In year 2007 high performance SSD was still expensive, in order to save more space for real workload or meta data, the readahead I/Os for non-meta data was bypassed and not cached on SSD.
In now days, SSD price drops a lot and people can find larger size SSD with more comfortable price. It is unncessary to bypass normal readahead I/Os to save SSD space for now.
This patch removes the code which checks REQ_RAHEAD tag of bio in check_should_bypass(), then all readahead I/Os will be cached on SSD.
NOTE: this patch still keeps the checking of "REQ_META|REQ_PRIO" in should_writeback(), because we still want to cache meta data I/Os even they are asynchronized.
Cc: stable@vger.kernel.org Signed-off-by: Coly Li colyli@suse.de Cc: Eric Wheeler bcache@linux.ewheeler.net --- drivers/md/bcache/request.c | 9 --------- 1 file changed, 9 deletions(-)
diff --git a/drivers/md/bcache/request.c b/drivers/md/bcache/request.c index 73478a91a342..acc07c4f27ae 100644 --- a/drivers/md/bcache/request.c +++ b/drivers/md/bcache/request.c @@ -378,15 +378,6 @@ static bool check_should_bypass(struct cached_dev *dc, struct bio *bio) op_is_write(bio_op(bio)))) goto skip;
- /* - * Flag for bypass if the IO is for read-ahead or background, - * unless the read-ahead request is for metadata - * (eg, for gfs2 or xfs). - */ - if (bio->bi_opf & (REQ_RAHEAD|REQ_BACKGROUND) && - !(bio->bi_opf & (REQ_META|REQ_PRIO))) - goto skip; - if (bio->bi_iter.bi_sector & (c->sb.block_size - 1) || bio_sectors(bio) & (c->sb.block_size - 1)) { pr_debug("skipping unaligned io");
On Sat, 4 Jan 2020, Coly Li wrote:
In year 2007 high performance SSD was still expensive, in order to save more space for real workload or meta data, the readahead I/Os for non-meta data was bypassed and not cached on SSD.
In now days, SSD price drops a lot and people can find larger size SSD with more comfortable price. It is unncessary to bypass normal readahead I/Os to save SSD space for now.
This patch removes the code which checks REQ_RAHEAD tag of bio in check_should_bypass(), then all readahead I/Os will be cached on SSD.
NOTE: this patch still keeps the checking of "REQ_META|REQ_PRIO" in should_writeback(), because we still want to cache meta data I/Os even they are asynchronized.
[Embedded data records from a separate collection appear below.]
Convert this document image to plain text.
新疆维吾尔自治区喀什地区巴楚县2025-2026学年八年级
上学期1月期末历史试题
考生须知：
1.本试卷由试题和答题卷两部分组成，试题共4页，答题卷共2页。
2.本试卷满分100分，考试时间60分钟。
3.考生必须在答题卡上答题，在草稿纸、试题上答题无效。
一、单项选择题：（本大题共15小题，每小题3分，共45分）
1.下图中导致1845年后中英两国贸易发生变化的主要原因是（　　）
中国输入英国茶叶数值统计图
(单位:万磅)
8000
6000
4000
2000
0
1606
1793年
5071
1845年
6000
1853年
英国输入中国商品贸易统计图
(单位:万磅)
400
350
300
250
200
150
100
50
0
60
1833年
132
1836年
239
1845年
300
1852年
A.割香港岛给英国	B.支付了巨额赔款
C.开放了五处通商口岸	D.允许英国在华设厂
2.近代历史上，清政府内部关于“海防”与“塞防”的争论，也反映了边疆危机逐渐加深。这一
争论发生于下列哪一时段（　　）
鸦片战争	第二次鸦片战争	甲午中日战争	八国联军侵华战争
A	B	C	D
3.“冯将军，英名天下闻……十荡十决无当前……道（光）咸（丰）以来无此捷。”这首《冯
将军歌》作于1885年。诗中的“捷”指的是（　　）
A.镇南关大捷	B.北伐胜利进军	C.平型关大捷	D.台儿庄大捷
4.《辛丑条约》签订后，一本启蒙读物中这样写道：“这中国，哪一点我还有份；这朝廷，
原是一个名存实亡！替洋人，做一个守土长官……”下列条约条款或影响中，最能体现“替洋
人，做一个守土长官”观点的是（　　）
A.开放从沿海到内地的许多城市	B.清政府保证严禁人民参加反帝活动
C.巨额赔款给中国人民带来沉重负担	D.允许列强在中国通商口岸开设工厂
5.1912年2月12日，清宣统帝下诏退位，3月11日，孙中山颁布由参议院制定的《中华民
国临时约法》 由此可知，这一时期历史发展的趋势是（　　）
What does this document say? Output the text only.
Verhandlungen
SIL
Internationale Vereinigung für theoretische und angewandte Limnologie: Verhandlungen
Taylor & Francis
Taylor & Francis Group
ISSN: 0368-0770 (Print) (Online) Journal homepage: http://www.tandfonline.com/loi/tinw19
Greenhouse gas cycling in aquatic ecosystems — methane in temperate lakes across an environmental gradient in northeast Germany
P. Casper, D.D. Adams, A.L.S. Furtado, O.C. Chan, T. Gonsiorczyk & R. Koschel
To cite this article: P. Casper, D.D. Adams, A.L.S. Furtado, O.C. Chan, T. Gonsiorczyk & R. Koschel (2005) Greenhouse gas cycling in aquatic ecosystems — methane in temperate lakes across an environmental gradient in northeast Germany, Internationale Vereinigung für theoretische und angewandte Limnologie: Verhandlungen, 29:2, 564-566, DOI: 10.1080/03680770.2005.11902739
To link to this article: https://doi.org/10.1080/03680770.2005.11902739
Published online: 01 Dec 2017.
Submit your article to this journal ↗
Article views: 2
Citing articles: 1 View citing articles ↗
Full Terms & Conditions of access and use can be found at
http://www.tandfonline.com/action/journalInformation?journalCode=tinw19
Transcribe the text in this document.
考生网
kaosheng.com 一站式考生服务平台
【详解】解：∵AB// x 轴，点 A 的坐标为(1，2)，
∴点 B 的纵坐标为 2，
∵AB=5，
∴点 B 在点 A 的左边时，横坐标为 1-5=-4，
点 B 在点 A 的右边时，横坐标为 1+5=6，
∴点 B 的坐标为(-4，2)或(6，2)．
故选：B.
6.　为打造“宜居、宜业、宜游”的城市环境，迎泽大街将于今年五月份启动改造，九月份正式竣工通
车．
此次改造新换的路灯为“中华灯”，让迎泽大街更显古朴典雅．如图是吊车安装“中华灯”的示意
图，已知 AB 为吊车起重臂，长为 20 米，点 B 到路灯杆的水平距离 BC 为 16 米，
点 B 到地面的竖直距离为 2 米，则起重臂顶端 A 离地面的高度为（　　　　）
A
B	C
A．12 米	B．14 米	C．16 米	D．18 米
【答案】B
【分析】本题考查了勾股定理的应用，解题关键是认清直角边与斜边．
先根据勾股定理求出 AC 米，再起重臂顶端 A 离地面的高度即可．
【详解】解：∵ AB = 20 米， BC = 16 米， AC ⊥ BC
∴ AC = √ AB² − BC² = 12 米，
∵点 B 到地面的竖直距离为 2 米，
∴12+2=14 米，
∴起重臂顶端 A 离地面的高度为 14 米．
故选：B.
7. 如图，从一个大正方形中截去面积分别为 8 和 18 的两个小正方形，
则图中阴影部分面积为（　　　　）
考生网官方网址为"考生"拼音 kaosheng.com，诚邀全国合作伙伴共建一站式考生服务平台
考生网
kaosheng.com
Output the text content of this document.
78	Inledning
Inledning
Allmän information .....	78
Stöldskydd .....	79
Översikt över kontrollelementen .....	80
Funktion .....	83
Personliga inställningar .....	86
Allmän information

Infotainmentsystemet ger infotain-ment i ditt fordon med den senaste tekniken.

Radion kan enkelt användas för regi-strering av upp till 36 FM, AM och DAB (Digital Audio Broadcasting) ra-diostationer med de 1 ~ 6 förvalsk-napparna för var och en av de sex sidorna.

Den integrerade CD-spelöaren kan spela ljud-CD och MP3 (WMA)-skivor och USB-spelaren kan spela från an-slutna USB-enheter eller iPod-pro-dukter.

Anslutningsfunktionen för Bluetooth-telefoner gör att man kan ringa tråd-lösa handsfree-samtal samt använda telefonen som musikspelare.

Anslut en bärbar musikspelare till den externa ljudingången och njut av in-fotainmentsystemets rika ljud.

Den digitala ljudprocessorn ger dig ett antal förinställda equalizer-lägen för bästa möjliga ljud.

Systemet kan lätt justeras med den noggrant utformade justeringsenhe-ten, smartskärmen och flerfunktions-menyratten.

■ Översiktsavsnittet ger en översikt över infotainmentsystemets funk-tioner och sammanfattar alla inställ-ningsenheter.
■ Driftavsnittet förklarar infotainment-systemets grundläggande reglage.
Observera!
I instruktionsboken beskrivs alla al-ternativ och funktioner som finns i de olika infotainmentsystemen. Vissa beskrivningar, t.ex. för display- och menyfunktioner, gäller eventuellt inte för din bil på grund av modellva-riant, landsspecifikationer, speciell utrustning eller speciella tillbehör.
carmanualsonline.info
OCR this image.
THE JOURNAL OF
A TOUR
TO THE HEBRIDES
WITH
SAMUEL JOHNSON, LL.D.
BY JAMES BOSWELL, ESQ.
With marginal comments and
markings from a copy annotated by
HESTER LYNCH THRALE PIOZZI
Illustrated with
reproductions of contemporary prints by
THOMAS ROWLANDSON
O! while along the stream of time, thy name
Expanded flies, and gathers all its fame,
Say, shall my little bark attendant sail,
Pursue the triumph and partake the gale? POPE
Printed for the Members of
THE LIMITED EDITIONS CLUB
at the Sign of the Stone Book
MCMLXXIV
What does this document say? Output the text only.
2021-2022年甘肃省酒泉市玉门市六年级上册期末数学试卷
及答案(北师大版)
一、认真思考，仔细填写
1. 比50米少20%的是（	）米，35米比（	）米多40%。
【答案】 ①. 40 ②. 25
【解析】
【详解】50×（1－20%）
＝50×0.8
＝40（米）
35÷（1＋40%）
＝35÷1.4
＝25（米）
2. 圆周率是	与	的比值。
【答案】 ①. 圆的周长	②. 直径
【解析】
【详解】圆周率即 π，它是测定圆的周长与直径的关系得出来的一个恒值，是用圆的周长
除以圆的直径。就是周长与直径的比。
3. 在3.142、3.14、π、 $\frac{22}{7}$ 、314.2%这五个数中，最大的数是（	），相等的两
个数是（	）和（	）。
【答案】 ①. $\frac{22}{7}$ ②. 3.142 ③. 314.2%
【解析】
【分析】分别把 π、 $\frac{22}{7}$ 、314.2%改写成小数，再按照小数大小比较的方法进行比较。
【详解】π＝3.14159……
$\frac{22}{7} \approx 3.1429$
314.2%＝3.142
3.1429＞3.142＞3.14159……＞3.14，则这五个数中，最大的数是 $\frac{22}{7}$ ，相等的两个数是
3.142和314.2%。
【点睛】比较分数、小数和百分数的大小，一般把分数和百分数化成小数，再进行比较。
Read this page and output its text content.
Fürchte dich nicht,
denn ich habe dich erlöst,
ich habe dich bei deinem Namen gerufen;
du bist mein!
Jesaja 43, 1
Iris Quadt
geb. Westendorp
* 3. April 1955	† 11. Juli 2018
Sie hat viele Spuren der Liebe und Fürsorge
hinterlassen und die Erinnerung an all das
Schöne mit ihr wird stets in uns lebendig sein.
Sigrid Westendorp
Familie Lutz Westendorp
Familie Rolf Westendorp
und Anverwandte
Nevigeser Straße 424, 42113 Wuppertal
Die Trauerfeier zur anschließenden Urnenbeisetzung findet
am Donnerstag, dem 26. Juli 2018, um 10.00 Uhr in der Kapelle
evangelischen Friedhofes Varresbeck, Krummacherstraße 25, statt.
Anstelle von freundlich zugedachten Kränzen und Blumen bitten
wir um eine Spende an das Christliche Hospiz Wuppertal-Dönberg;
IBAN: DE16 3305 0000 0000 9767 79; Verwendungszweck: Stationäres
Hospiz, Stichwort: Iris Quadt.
Cc: stable@vger.kernel.org Signed-off-by: Coly Li colyli@suse.de Cc: Eric Wheeler bcache@linux.ewheeler.net
Acked-by: Eric Wheeler bcache@linux.ewheeler.net
drivers/md/bcache/request.c | 9 --------- 1 file changed, 9 deletions(-)
diff --git a/drivers/md/bcache/request.c b/drivers/md/bcache/request.c index 73478a91a342..acc07c4f27ae 100644 --- a/drivers/md/bcache/request.c +++ b/drivers/md/bcache/request.c @@ -378,15 +378,6 @@ static bool check_should_bypass(struct cached_dev *dc, struct bio *bio) op_is_write(bio_op(bio)))) goto skip;
- /*
* Flag for bypass if the IO is for read-ahead or background,
* unless the read-ahead request is for metadata
* (eg, for gfs2 or xfs).
*/
- if (bio->bi_opf & (REQ_RAHEAD|REQ_BACKGROUND) &&
!(bio->bi_opf & (REQ_META|REQ_PRIO)))
goto skip;
- if (bio->bi_iter.bi_sector & (c->sb.block_size - 1) || bio_sectors(bio) & (c->sb.block_size - 1)) { pr_debug("skipping unaligned io");
-- 2.16.4
On 6 Jan 2020, Eric Wheeler spake thusly:
On Sat, 4 Jan 2020, Coly Li wrote:
In year 2007 high performance SSD was still expensive, in order to save more space for real workload or meta data, the readahead I/Os for non-meta data was bypassed and not cached on SSD.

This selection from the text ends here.